19 December 2007
In December, the Independent newspaper reported the story of three Florida fruit-pickers held captive and exploited by their employer for over a year. When they were found, they carried scars of beatings to their head and body, knife wounds, bruising and cuts. They had been forced into debt, physically beaten and locked up at night to prevent them from escaping.
A week after they escaped, the police discovered that a forced labour operation was supplying fruit pickers to local growers in Florida. The suppliers were a well known family in the area, who detectives later found out, were keeping another 11 men against their will at a house in Florida.

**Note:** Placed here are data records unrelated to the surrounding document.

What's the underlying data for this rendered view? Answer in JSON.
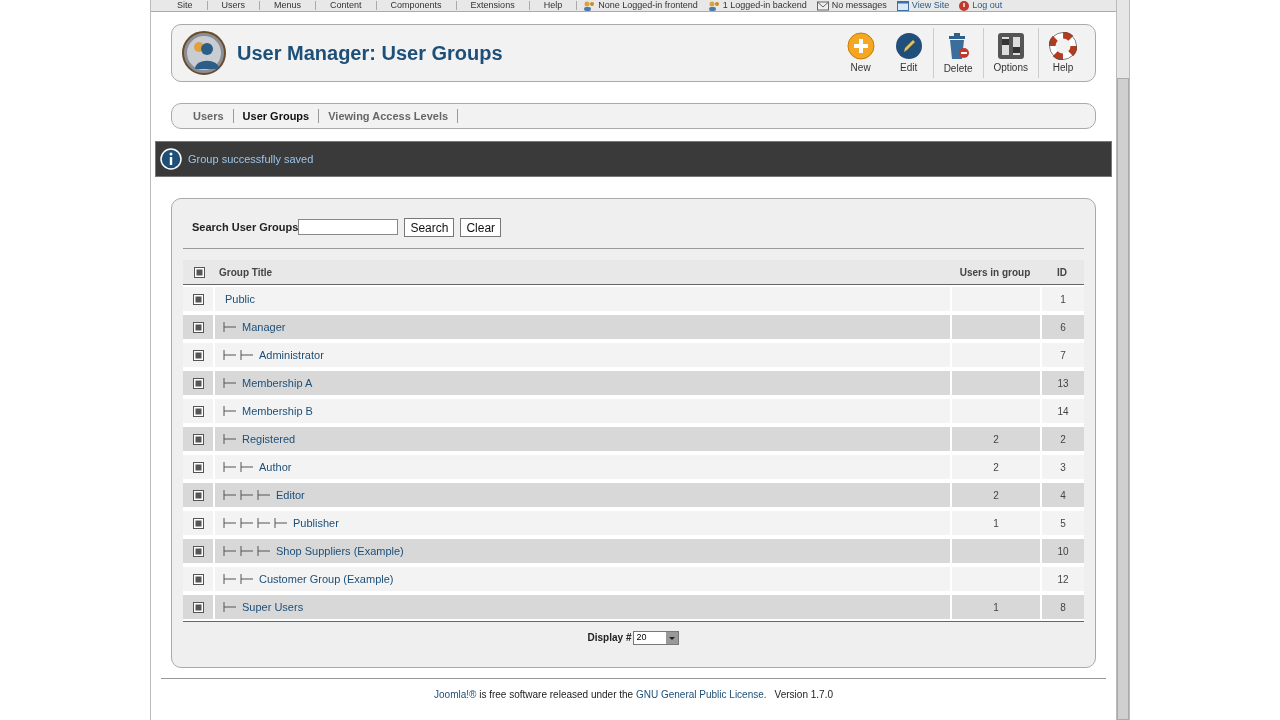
{
  "top_menu": {
    "items": [
      {
        "label": "Site"
      },
      {
        "label": "Users"
      },
      {
        "label": "Menus"
      },
      {
        "label": "Content"
      },
      {
        "label": "Components"
      },
      {
        "label": "Extensions"
      },
      {
        "label": "Help"
      }
    ],
    "status": [
      {
        "kind": "frontend",
        "label": "None Logged-in frontend"
      },
      {
        "kind": "backend",
        "label": "1 Logged-in backend"
      },
      {
        "kind": "messages",
        "label": "No messages"
      },
      {
        "kind": "site",
        "label": "View Site"
      },
      {
        "kind": "logout",
        "label": "Log out"
      }
    ]
  },
  "header": {
    "title": "User Manager: User Groups",
    "toolbar": [
      {
        "kind": "new",
        "label": "New"
      },
      {
        "kind": "edit",
        "label": "Edit"
      },
      {
        "kind": "delete",
        "label": "Delete"
      },
      {
        "kind": "options",
        "label": "Options"
      },
      {
        "kind": "help",
        "label": "Help"
      }
    ]
  },
  "submenu": [
    {
      "label": "Users",
      "selected": false
    },
    {
      "label": "User Groups",
      "selected": true
    },
    {
      "label": "Viewing Access Levels",
      "selected": false
    }
  ],
  "message": "Group successfully saved",
  "filter": {
    "label": "Search User Groups",
    "buttons": [
      "Search",
      "Clear"
    ]
  },
  "table": {
    "columns": [
      "Group Title",
      "Users in group",
      "ID"
    ],
    "all_checked": false,
    "rows": [
      {
        "title": "Public",
        "id": "1",
        "checked": false,
        "children": [
          {
            "title": "Manager",
            "id": "6",
            "checked": false,
            "children": [
              {
                "title": "Administrator",
                "id": "7",
                "checked": false
              }
            ]
          },
          {
            "title": "Membership A",
            "id": "13",
            "checked": false
          },
          {
            "title": "Membership B",
            "id": "14",
            "checked": false
          },
          {
            "title": "Registered",
            "users": "2",
            "id": "2",
            "checked": false,
            "children": [
              {
                "title": "Author",
                "users": "2",
                "id": "3",
                "checked": false,
                "children": [
                  {
                    "title": "Editor",
                    "users": "2",
                    "id": "4",
                    "checked": false,
                    "children": [
                      {
                        "title": "Publisher",
                        "users": "1",
                        "id": "5",
                        "checked": false
                      }
                    ]
                  },
                  {
                    "title": "Shop Suppliers (Example)",
                    "id": "10",
                    "checked": false
                  }
                ]
              },
              {
                "title": "Customer Group (Example)",
                "id": "12",
                "checked": false
              }
            ]
          },
          {
            "title": "Super Users",
            "users": "1",
            "id": "8",
            "checked": false
          }
        ]
      }
    ]
  },
  "pagination": {
    "label": "Display #",
    "value": "20"
  },
  "footer": {
    "link": "Joomla!®",
    "text": "is free software released under the",
    "license": "GNU General Public License.",
    "version": "Version 1.7.0"
  }
}
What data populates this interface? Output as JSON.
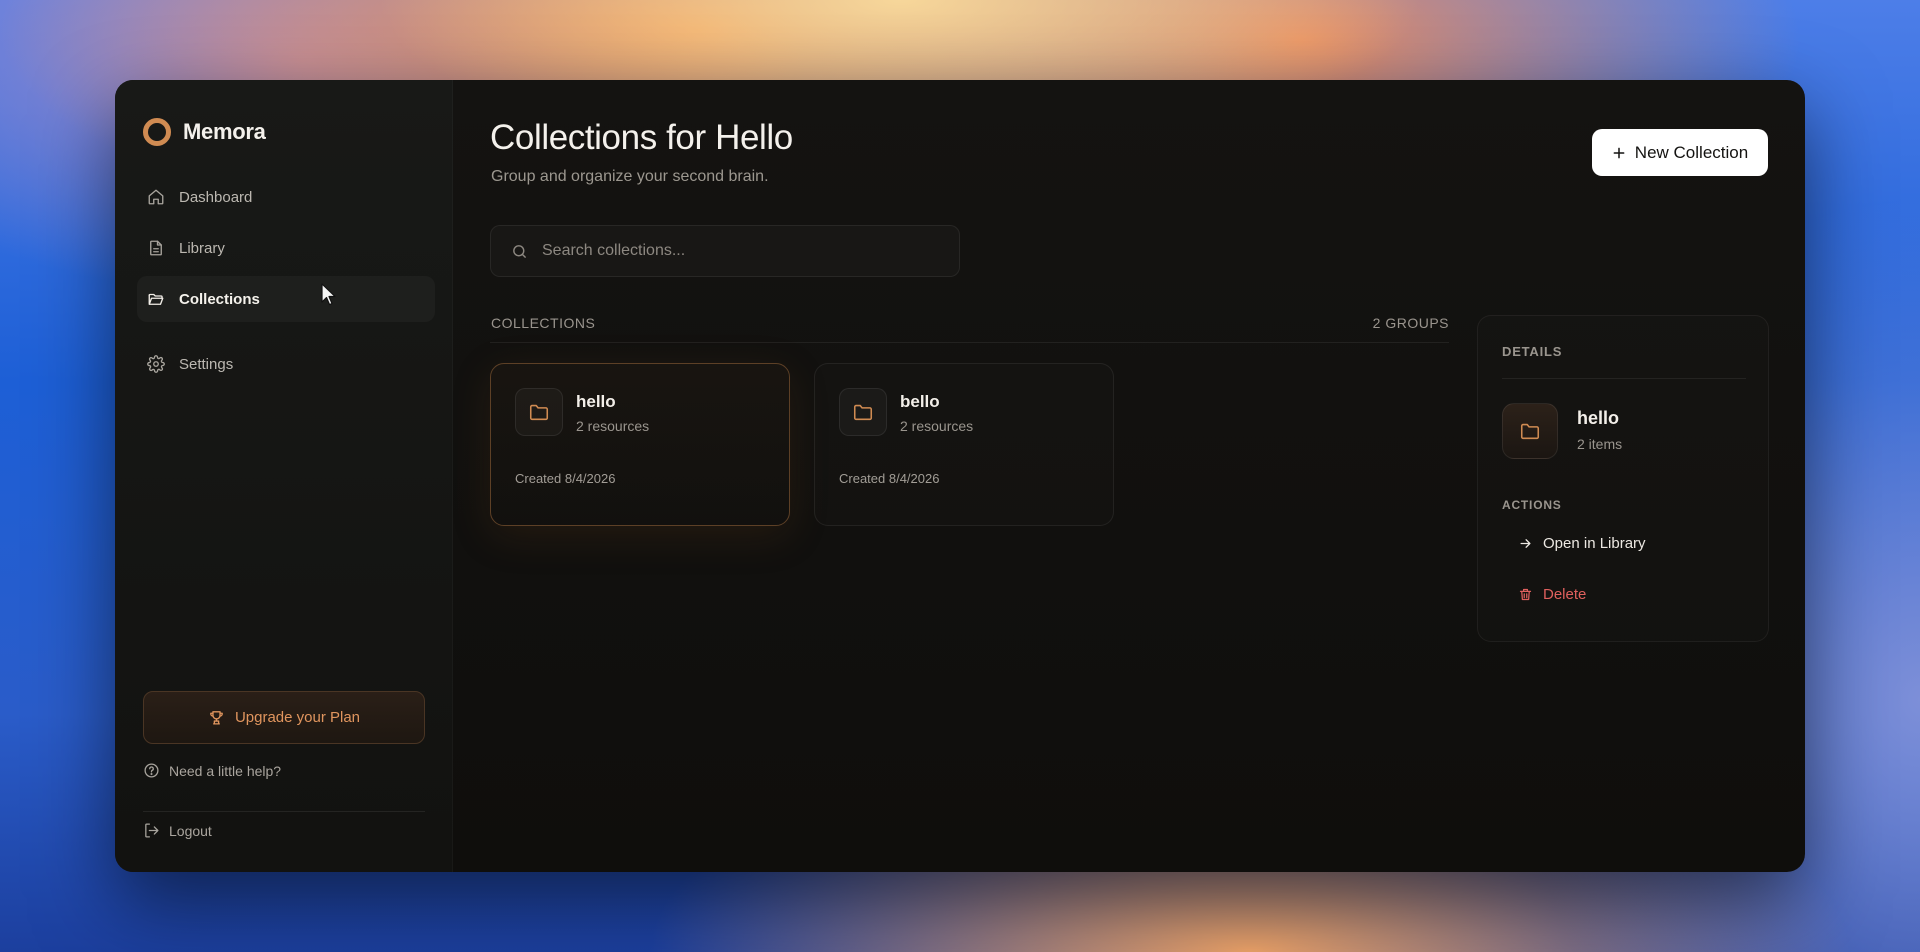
{
  "app": {
    "brand": "Memora"
  },
  "sidebar": {
    "items": [
      {
        "label": "Dashboard",
        "icon": "home-icon"
      },
      {
        "label": "Library",
        "icon": "document-icon"
      },
      {
        "label": "Collections",
        "icon": "folder-open-icon",
        "active": true
      },
      {
        "label": "Settings",
        "icon": "gear-icon"
      }
    ],
    "upgrade_label": "Upgrade your Plan",
    "help_label": "Need a little help?",
    "logout_label": "Logout"
  },
  "header": {
    "title": "Collections for Hello",
    "subtitle": "Group and organize your second brain.",
    "new_button_label": "New Collection"
  },
  "search": {
    "placeholder": "Search collections..."
  },
  "collections": {
    "section_label": "COLLECTIONS",
    "count_label": "2 GROUPS",
    "items": [
      {
        "name": "hello",
        "count": "2 resources",
        "created": "Created 8/4/2026",
        "selected": true
      },
      {
        "name": "bello",
        "count": "2 resources",
        "created": "Created 8/4/2026",
        "selected": false
      }
    ]
  },
  "details": {
    "label": "DETAILS",
    "name": "hello",
    "count": "2 items",
    "actions_label": "ACTIONS",
    "open_label": "Open in Library",
    "delete_label": "Delete"
  },
  "colors": {
    "accent": "#d08b52",
    "danger": "#e0605e",
    "primary_button": "#ffffff"
  }
}
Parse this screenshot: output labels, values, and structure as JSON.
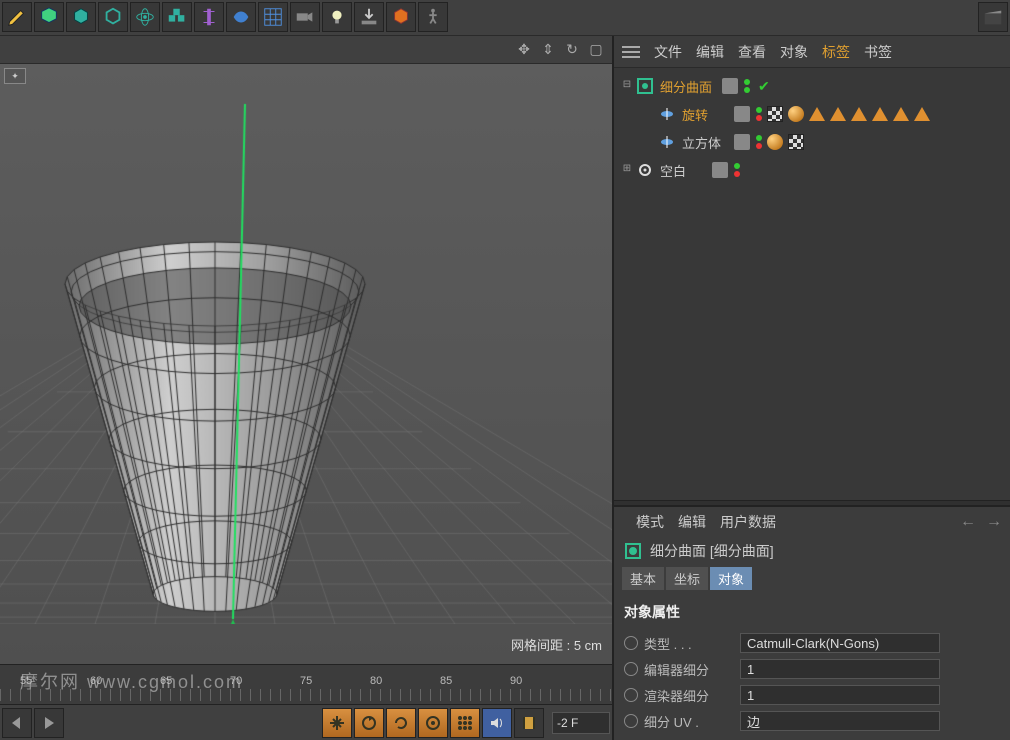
{
  "toolbar_icons": [
    "pen",
    "cube-green",
    "cube-teal-1",
    "cube-teal-2",
    "atom",
    "cubes",
    "bar-purple",
    "lens-blue",
    "grid-blue",
    "camera-dual",
    "bulb",
    "download-arrow",
    "cube-orange",
    "figure",
    "clapper"
  ],
  "viewport": {
    "grid_label": "网格间距 : 5 cm",
    "nav_icons": [
      "move",
      "zoom",
      "rotate",
      "frame"
    ],
    "camera_badge": "✦"
  },
  "timeline": {
    "marks": [
      55,
      60,
      65,
      70,
      75,
      80,
      85,
      90
    ],
    "current_frame": "-2 F"
  },
  "controls_icons": [
    "prev",
    "play",
    "move-orange",
    "rotate-orange",
    "loop-orange",
    "target-orange",
    "grid-orange",
    "speaker",
    "film"
  ],
  "watermark": "摩尔网 www.cgmol.com",
  "om_menu": {
    "items": [
      "文件",
      "编辑",
      "查看",
      "对象",
      "标签",
      "书签"
    ],
    "active_index": 4
  },
  "tree": [
    {
      "indent": 0,
      "exp": "⊟",
      "icon": "subdiv",
      "label": "细分曲面",
      "sel": true,
      "dots": [
        "g",
        "g"
      ],
      "check": true
    },
    {
      "indent": 1,
      "exp": "",
      "icon": "lathe",
      "label": "旋转",
      "sel": true,
      "dots": [
        "g",
        "r"
      ],
      "tags": [
        "checker",
        "ball",
        "tri",
        "tri",
        "tri",
        "tri",
        "tri",
        "tri"
      ]
    },
    {
      "indent": 1,
      "exp": "",
      "icon": "lathe",
      "label": "立方体",
      "sel": false,
      "dots": [
        "g",
        "r"
      ],
      "tags": [
        "ball",
        "checker"
      ]
    },
    {
      "indent": 0,
      "exp": "⊞",
      "icon": "null",
      "label": "空白",
      "sel": false,
      "dots": [
        "g",
        "r"
      ]
    }
  ],
  "attr_menu": [
    "模式",
    "编辑",
    "用户数据"
  ],
  "attr_head": "细分曲面 [细分曲面]",
  "attr_tabs": [
    "基本",
    "坐标",
    "对象"
  ],
  "attr_tab_sel": 2,
  "attr_section_title": "对象属性",
  "props": [
    {
      "label": "类型 . . .",
      "value": "Catmull-Clark(N-Gons)"
    },
    {
      "label": "编辑器细分",
      "value": "1"
    },
    {
      "label": "渲染器细分",
      "value": "1"
    },
    {
      "label": "细分 UV .",
      "value": "边"
    }
  ]
}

The majority of people affected by exploitation on farms are migrant workers from Mexico, Guatemala and Haiti, compelled by economic need to look for work abroad and then become trapped in forced labour situations. Pickers are paid 45 cents (22p) for every 32-pound bucket of tomatoes collected and a worker has to pick nearly two and a half tons of tomatoes in order to reach minimum wage.
In the first five months of the year, most of America’s fresh tomatoes are grown in Florida. They then make their way to the shelves of American supermarkets and the tables of some of the country’s most popular restaurants and fast-food outlets.
As Antonio, a former exploited fruit-picker in Florida says: “People don’t realise that someone’s suffering. We’re the ones that pick the food but they don’t see our sweat and exploitation”.